Conversely, in conversations, I try to monitor, over time, how much oxygen my stories are taking up. And if it’s too much, I pull back. This is not because I think I am a “burden,” though I once did. It’s just that…there needs to be space for other people to tell their stories. EVEN IF I’m in a huge year of transition (which I am) when I notice that MAYBE I am teetering into self-indulgence, I can call a friend and say, “You know, I haven’t heard enough about your new job,” “Or, I know your daughter has been sick this year, what’s the latest?”
5. Your specific secret sauce. Every person has one thing they need most from a friend, and it is COMPLETELY okay to know what that is and go find it. For me, it used to be people who came from stable, loving families. I know that sounds counterintuitive given my own background, but I often confuse other people’s emotional family baggage for my own, so I need to be careful! But as I’ve grown into a steady adult (I mean, I can’t believe it’s true either), I look for friends who are DEEPLY engaged with life. Are they curious? Do they want to DIVE into growth? Do they want to solve the world’s big problems? Those are the folks I try to SURROUND myself with.
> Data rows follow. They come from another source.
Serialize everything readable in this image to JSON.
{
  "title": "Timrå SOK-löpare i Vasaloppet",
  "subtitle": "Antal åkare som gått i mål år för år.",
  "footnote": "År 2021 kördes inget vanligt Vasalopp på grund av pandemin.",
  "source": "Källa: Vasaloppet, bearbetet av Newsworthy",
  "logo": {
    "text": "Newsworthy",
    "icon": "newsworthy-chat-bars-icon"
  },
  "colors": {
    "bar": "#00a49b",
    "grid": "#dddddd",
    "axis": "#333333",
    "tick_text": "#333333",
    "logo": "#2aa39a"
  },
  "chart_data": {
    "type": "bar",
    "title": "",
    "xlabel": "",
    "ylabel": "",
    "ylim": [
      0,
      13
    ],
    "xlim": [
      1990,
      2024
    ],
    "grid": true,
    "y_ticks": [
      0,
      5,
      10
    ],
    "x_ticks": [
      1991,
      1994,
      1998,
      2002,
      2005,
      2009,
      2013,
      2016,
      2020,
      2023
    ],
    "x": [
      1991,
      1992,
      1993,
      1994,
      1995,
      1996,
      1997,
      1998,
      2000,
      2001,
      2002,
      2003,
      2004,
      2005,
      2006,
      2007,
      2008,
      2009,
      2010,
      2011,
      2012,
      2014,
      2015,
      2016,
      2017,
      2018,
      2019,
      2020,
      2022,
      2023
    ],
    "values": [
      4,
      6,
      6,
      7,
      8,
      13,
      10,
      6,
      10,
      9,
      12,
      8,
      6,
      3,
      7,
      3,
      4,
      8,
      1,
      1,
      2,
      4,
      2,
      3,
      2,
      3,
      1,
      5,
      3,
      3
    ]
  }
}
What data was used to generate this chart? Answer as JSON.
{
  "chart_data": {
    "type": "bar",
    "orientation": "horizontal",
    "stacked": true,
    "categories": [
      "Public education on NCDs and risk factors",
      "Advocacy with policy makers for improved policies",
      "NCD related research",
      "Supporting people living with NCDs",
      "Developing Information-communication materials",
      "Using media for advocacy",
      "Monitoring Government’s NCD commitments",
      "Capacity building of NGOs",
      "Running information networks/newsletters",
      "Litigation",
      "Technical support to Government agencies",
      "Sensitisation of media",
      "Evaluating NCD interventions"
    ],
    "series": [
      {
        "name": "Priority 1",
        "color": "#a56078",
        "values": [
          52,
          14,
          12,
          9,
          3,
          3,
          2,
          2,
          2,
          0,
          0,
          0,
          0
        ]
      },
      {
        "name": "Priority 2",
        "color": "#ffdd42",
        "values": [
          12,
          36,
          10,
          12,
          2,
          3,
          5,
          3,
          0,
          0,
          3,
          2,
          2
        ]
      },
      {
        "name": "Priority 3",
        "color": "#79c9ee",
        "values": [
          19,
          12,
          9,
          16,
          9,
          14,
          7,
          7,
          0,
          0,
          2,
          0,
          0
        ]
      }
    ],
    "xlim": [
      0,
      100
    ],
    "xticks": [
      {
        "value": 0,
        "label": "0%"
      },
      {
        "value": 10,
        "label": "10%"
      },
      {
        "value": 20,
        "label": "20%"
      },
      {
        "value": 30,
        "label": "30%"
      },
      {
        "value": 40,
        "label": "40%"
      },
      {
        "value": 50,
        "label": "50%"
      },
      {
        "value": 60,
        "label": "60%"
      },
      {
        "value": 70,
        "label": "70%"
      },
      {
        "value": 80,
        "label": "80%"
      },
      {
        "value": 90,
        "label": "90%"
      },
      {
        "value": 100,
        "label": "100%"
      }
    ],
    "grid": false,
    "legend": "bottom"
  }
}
Conversely, am I living up to the standards I am setting?
6. When thinking about a person, and deciding if they are ride-or-die, do yourself a favor and ask one very simple question: when you leave this person, do you feel better or worse? Do you feel like a bigger, more alive version of yourself, or do you feel drained and vaguely inadequate?
Conversely, do people want to have repeat plans with me? Do I seem to bring energy to people or drag them down?
Testify
Have you actively gone out and tried to make ride-or-dies? Tell me one thing that makes them irreplaceable.







I don’t have anything to add to list, just noting that this post reminded me that I have a few long distance friends I need to check in with!
The part where they are deeply curious about life — what a great criterion! I think all my closest friends share that in common.